(Arrahmah.id) – Abu Ubaida adalah juru bicara militer Brigade Al-Qassam, sayap bersenjata Gerakan Perlawanan Islam, Hamas.
Abu Ubaida, sosok yang kata-katanya lebih dipercaya rakyat “Israel” dibanding kata-kata Netanyahu, sosok yang ancamannya direspon serius oleh rakyat “Israel” dibanding janji manis Netanyahu.
Selama bertahun-tahun, dan khususnya sejak 2006, Abu Ubaida menjadi tokoh ikonik bagi warga Palestina, dan akhirnya di seluruh Timur Tengah dan dunia Islam. Dilihat dari unggahan media sosial dan liputan media di luar kawasan ini, tampaknya citra Abu Ubaida telah berkembang untuk mewakili sesuatu yang jauh lebih besar daripada Palestina dan sekitarnya. Dengan kata lain, Abu Ubaida kini menjadi fenomena internasional.
“Israel” berhasrat hendak melenyapkan Hamas, bahkan seluruh rakyat Palestina, akan tetapi menemukan identitas asli dari Abu Ubaida saja mereka tidak mampu.
Abu Ubaida palsu
Untuk menghilangkan kekuatan citra Abu Ubaida, “Israel” telah membuat banyak klaim tentang identitasnya, memberinya wajah dan nama, dan sering mengklaim bahwa mereka telah mengebom rumahnya berulang kali – pada 2008, 2012, 2014, dan tak terkecuali pada genosida yang sedang berlangsung di Gaza saat ini.

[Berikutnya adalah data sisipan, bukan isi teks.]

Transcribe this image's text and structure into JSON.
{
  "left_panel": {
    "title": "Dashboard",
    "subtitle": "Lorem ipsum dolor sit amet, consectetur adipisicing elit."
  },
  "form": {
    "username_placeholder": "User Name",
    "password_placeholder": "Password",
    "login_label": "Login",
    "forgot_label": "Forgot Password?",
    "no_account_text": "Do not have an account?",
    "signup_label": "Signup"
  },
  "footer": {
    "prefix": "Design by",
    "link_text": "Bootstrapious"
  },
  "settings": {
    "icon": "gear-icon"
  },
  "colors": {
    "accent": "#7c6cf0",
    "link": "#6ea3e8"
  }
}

Sumber media “Israel”, mengutip intelijen “Israel”, mengatakan bahwa Abu Ubaida berasal dari desa Ni’ilya, salah satu dari banyak desa Palestina yang diduduki dan dihancurkan “Israel” pada 1948.
Pada Juli 2014, surat kabar “Israel” Yediot Ahronot mengklaim bahwa Abu Ubaida telah memperoleh gelar doktor dari Universitas Islam di Gaza, bahkan menyebutkan judul disertasinya, dan juga topik PhD-nya.
Huda dan Abu Ubaida
Sebenarnya, kita tidak tahu apa-apa tentang Abu Ubaida. Berbeda dengan Mohammed Deif, komandan umum Brigade Al-Qassam, foto awal Abu Ubaida pun tidak tersedia.
Benar juga, pria tersebut tampaknya tidak tertarik untuk mencari ketenaran atau pengakuan di luar perannya saat ini sebagai juru bicara salah satu kelompok Perlawanan Palestina yang terkuat dalam sejarah.
Abu Ubaida muncul pertama kali pada 2006. Dia berbicara dengan fasih, tegas, dan dengan nada emosional yang mendefinisikan semua pernyataannya selama 17 tahun terakhir.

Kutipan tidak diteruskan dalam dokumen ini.